Las Vegas dancer Fran Walker (Deborah Sclar) meets a lounge piano player named Joe (Don Scribner). Fran’s been involved with a rich married businessman (Shawn Michaels) for more than a decade, waiting for him to get a divorce. Joe lost all his money gambling years earlier, and he’s been building up his bank account as a musician, waiting for the day he can leave the town. They’re two lonely people looking for respite.
As they wait for their ships to come in, they decide to live together, both agreeing the arrangement is a temporary thing — they don’t want to give up their dreams. As the fates test each of them in their desires, the play becomes a fascinating character study.
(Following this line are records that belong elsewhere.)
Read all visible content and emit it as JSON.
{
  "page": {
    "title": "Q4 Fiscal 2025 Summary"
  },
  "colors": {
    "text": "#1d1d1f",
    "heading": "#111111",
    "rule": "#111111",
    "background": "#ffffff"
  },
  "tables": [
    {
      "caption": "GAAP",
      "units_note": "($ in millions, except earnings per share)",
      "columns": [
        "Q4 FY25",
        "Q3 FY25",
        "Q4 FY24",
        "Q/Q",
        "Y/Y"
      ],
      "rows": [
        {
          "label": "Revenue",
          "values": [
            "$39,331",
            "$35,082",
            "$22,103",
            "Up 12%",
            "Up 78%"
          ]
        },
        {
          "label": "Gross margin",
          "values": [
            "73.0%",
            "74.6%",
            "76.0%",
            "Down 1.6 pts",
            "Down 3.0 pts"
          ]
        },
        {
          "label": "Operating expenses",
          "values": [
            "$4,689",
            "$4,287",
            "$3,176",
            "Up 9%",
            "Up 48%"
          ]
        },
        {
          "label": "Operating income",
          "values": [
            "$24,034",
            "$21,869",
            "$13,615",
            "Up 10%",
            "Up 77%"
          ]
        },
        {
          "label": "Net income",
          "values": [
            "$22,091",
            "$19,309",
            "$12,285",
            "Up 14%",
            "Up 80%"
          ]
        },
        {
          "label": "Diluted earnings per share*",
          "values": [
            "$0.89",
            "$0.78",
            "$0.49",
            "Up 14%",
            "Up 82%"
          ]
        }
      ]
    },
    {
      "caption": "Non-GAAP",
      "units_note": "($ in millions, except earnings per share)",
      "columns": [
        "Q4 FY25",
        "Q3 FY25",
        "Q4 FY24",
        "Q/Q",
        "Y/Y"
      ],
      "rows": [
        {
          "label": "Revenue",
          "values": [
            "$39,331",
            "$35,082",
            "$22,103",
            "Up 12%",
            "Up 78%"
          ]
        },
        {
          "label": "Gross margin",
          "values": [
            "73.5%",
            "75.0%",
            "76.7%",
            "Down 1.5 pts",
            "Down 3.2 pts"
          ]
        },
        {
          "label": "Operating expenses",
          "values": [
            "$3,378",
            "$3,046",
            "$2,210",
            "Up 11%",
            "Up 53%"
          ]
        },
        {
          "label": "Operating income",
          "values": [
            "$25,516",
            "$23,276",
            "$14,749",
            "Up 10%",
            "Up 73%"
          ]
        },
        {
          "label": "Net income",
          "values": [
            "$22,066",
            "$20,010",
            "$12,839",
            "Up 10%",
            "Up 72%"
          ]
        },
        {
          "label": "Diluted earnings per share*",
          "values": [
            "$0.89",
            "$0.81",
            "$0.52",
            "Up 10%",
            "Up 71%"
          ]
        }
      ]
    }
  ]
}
The first six scenes of act one feature only the two players, and such intimacy and intensity requires much from the actors, especially a show of vulnerability beneath their hard edges and lack of empathy. Sclar and Scribner admirably display the extremes, but the transitions sometimes seem a jump. A necessary chemistry is absent.
Or so it appeared on opening night, until the actors found a connection with each other, at which point the play soared. Opening night jitters may have been at work and overcome. They also had to surmount the images a few people may have of Elizabeth Taylor and Warren Beatty in the roles from the 1970 film directed by George Stevens.
Shawn Michaels in his single scene is quite believable as the older rich lover who, after making a supreme sacrifice, knows when to cut his losses.
Director Audrey Marlyn Singer gives movement and motivation to her actors, creating in the characters a sense of false hope that the glitz and neon of the city, somewhere beyond Fran’s apartment, help reinforce.
Dave Dunning’s elaborate set design underscores Fran’s situation of a state of permanent temporariness. The light design by John J. Grant and sound design by Jerry Sider add to the whole group’s professionalism.